Yvonne Pavey, 59, an Indiana wife and mother, hid her debt from her husband, then disappeared after he ordered their credit report. Scurlock films Pavey's daughter as she walks beside the Ohio River near her mother's house, explaining that police believe Pavey drove the family van into the river. The expanse of dark green water seems to swallow her small figure.
Then there's Lynn Stavert, 57, of Half Moon Bay, Calif., a blond widow prone to tears who holds weekly garage sales to raise much-needed cash on the eve of losing her house due to $50,000 in credit-card debt she racked up trying to pay the $25,000 she owes on her mortgage.

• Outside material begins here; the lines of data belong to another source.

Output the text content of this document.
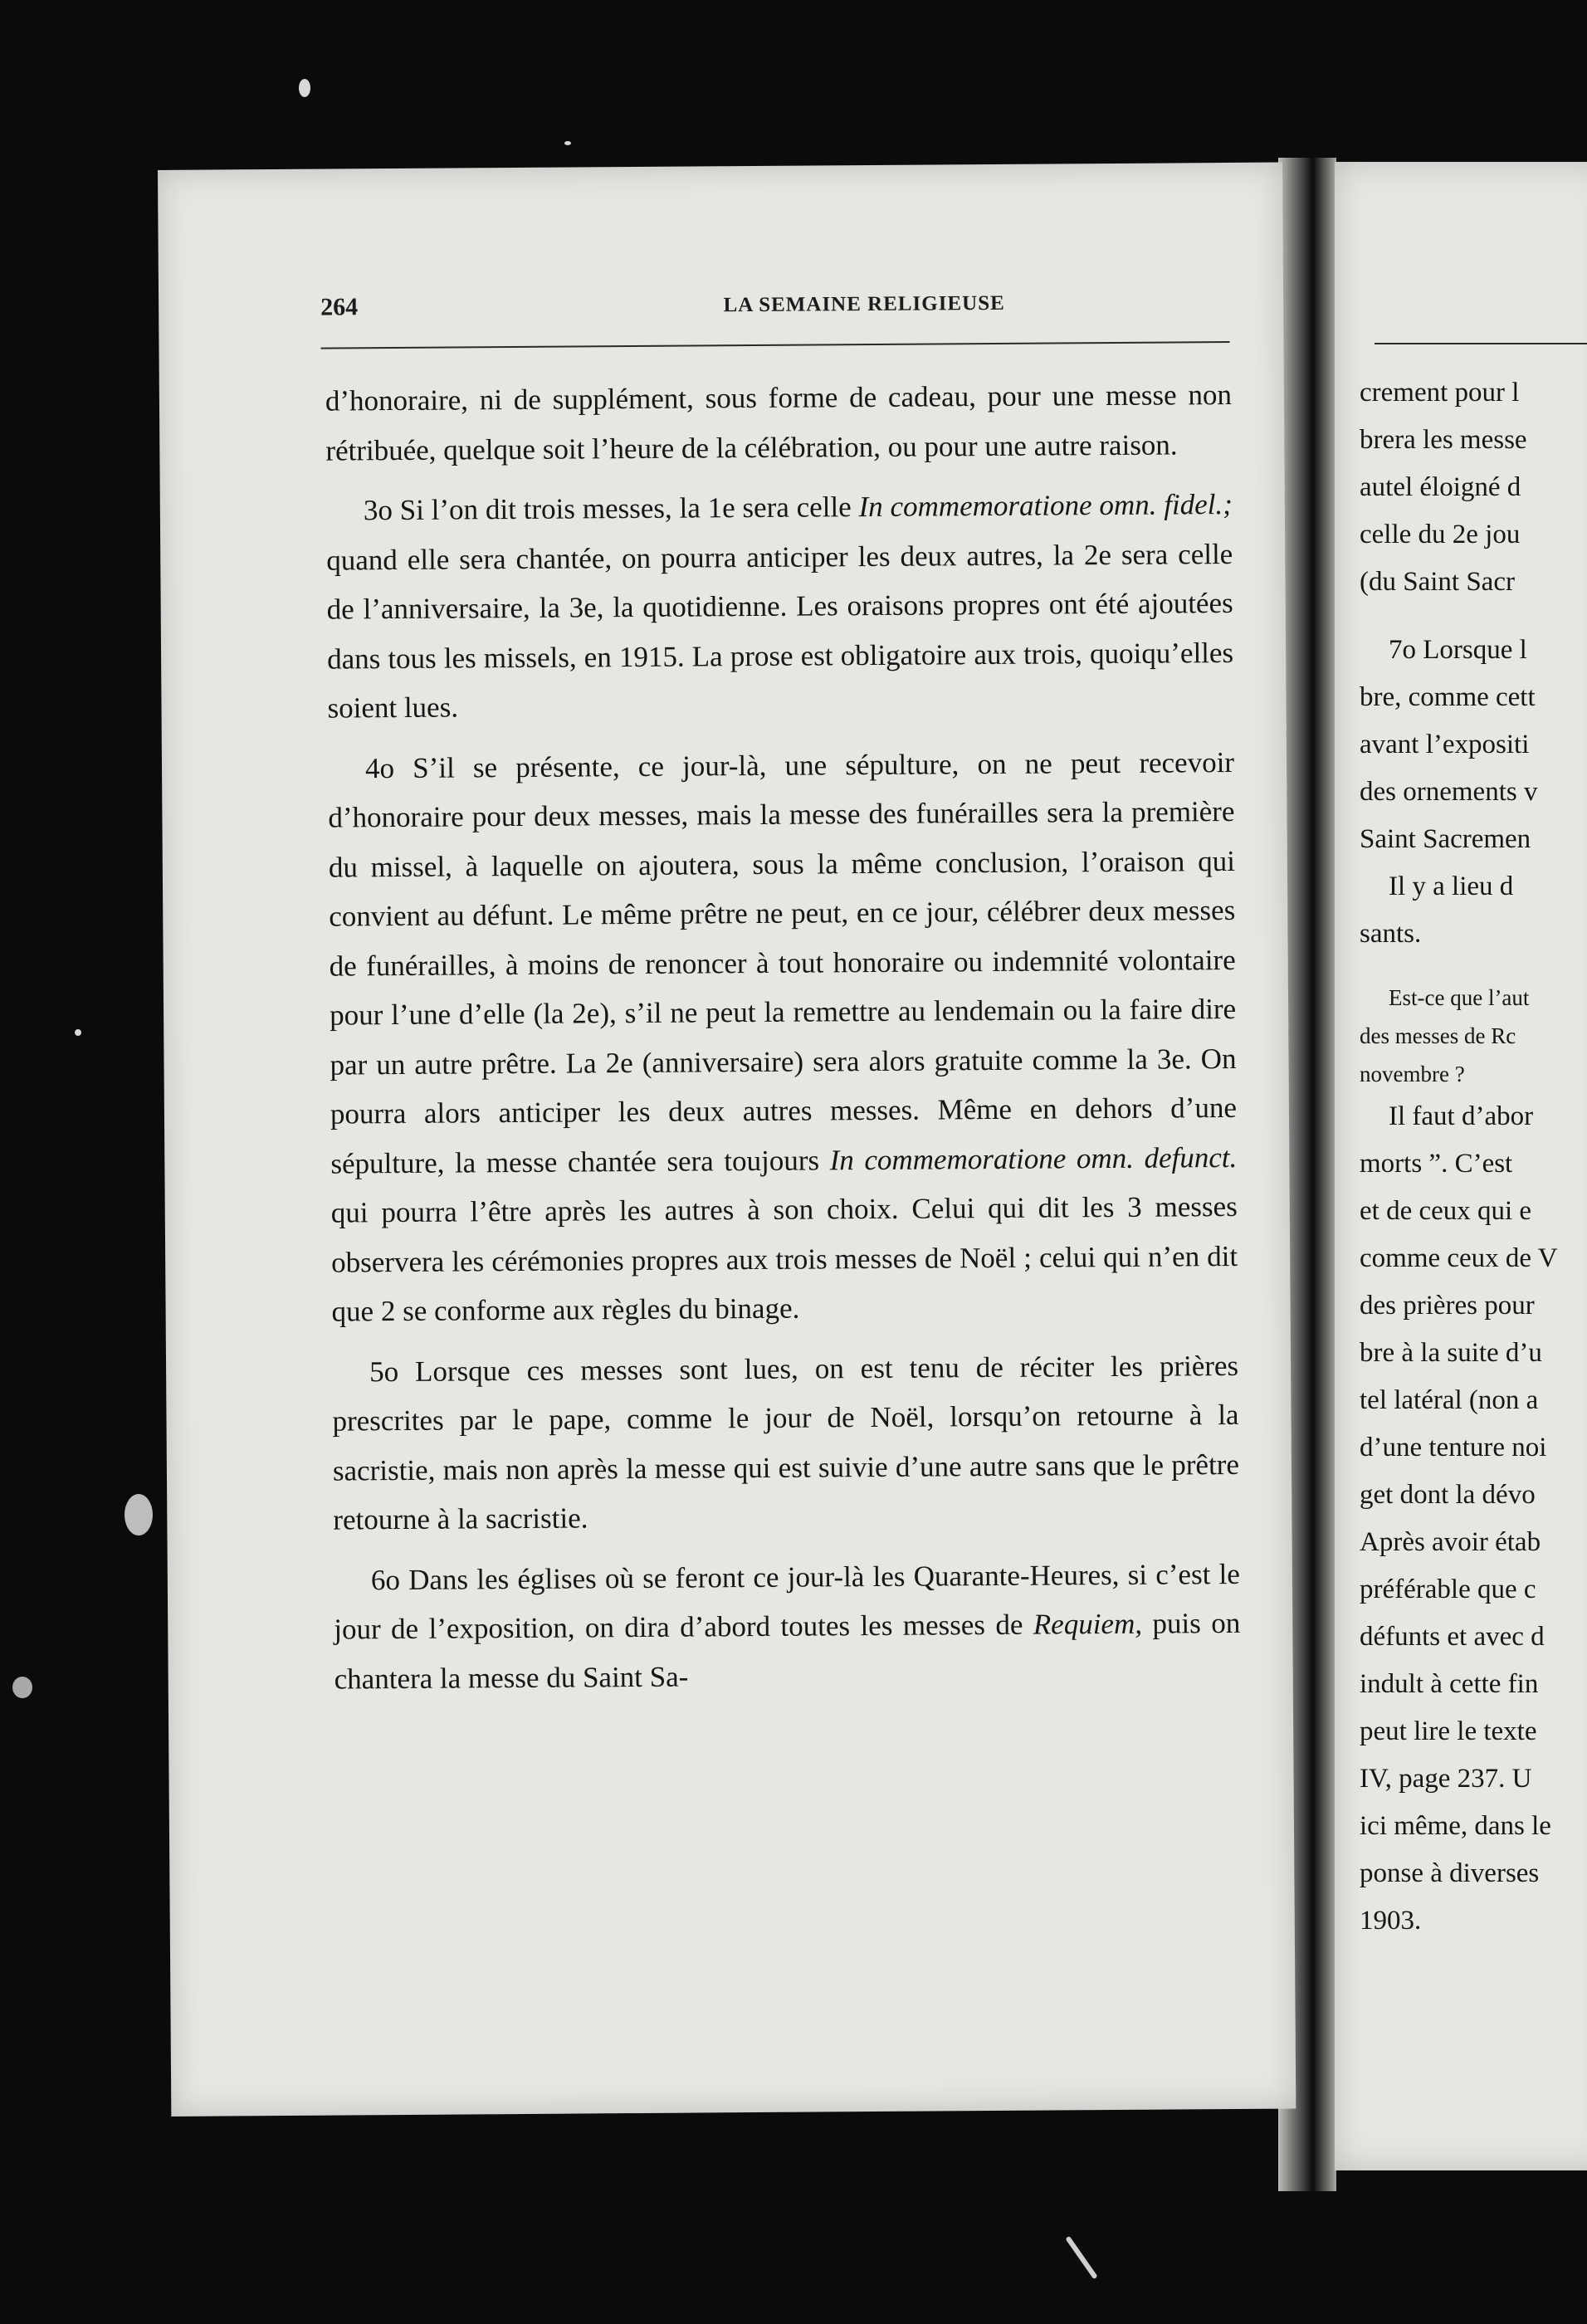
264	LA SEMAINE RELIGIEUSE

d’honoraire, ni de supplément, sous forme de cadeau, pour une messe non rétribuée, quelque soit l’heure de la célébration, ou pour une autre raison.

3o Si l’on dit trois messes, la 1e sera celle In commemoratione omn. fidel.; quand elle sera chantée, on pourra anticiper les deux autres, la 2e sera celle de l’anniversaire, la 3e, la quotidienne. Les oraisons propres ont été ajoutées dans tous les missels, en 1915. La prose est obligatoire aux trois, quoiqu’elles soient lues.

4o S’il se présente, ce jour-là, une sépulture, on ne peut recevoir d’honoraire pour deux messes, mais la messe des funérailles sera la première du missel, à laquelle on ajoutera, sous la même conclusion, l’oraison qui convient au défunt. Le même prêtre ne peut, en ce jour, célébrer deux messes de funérailles, à moins de renoncer à tout honoraire ou indemnité volontaire pour l’une d’elle (la 2e), s’il ne peut la remettre au lendemain ou la faire dire par un autre prêtre. La 2e (anniversaire) sera alors gratuite comme la 3e. On pourra alors anticiper les deux autres messes. Même en dehors d’une sépulture, la messe chantée sera toujours In commemoratione omn. defunct. qui pourra l’être après les autres à son choix. Celui qui dit les 3 messes observera les cérémonies propres aux trois messes de Noël ; celui qui n’en dit que 2 se conforme aux règles du binage.

5o Lorsque ces messes sont lues, on est tenu de réciter les prières prescrites par le pape, comme le jour de Noël, lorsqu’on retourne à la sacristie, mais non après la messe qui est suivie d’une autre sans que le prêtre retourne à la sacristie.

6o Dans les églises où se feront ce jour-là les Quarante-Heures, si c’est le jour de l’exposition, on dira d’abord toutes les messes de Requiem, puis on chantera la messe du Saint Sa-

crement pour l
brera les messe
autel éloigné d
celle du 2e jou
(du Saint Sacr
7o Lorsque l
bre, comme cett
avant l’expositi
des ornements v
Saint Sacremen
Il y a lieu d
sants.
Est-ce que l’aut
des messes de Rc
novembre ?
Il faut d’abor
morts ”. C’est
et de ceux qui e
comme ceux de V
des prières pour
bre à la suite d’u
tel latéral (non a
d’une tenture noi
get dont la dévo
Après avoir étab
préférable que c
défunts et avec d
indult à cette fin
peut lire le texte
IV, page 237. U
ici même, dans le
ponse à diverses
1903.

"I've thought about it — just not stopping at a stoplight," Stavert says through tears, saying she wouldn't commit suicide for her children's sake, "unless I could be sure they thought it was an accident."
But even these stories, heart-wrenching though they be, are trumped by a pair of mothers from the heartland who lost their children to credit-induced suicides. Sitting at a kitchen table, the two mothers talk about and eventually hoist school portraits of their dead children, Sean Moyer, 22, and Mitzi Pool, 18. The women describe how the college students were seduced by multiple credit-card offers they couldn't pay for with part-time jobs, then racked up debt and guilt.
Sean, a National Merit Scholar studying at the University of Texas at Dallas, owed $12,000 on 10 credit cards. He moved home to Oklahoma to save up to file bankruptcy, then hung himself in his closet instead.
Mitzi spread her credit card bills across her dorm bed at the University of Central Oklahoma before hanging herself with a bedsheet. Her debt: $2,500.
The mothers failed to persuade Oklahoma lawmakers to limit on-campus credit card solicitations. Mitzi's mother still receives credit card mailings addressed to her dead daughter proclaiming "We want you back!" Sean's mother picks up the phone and hears debt collectors asking her to pay up in honor of her son's memory.
What can she say?
And more important, after watching such a film, what can we?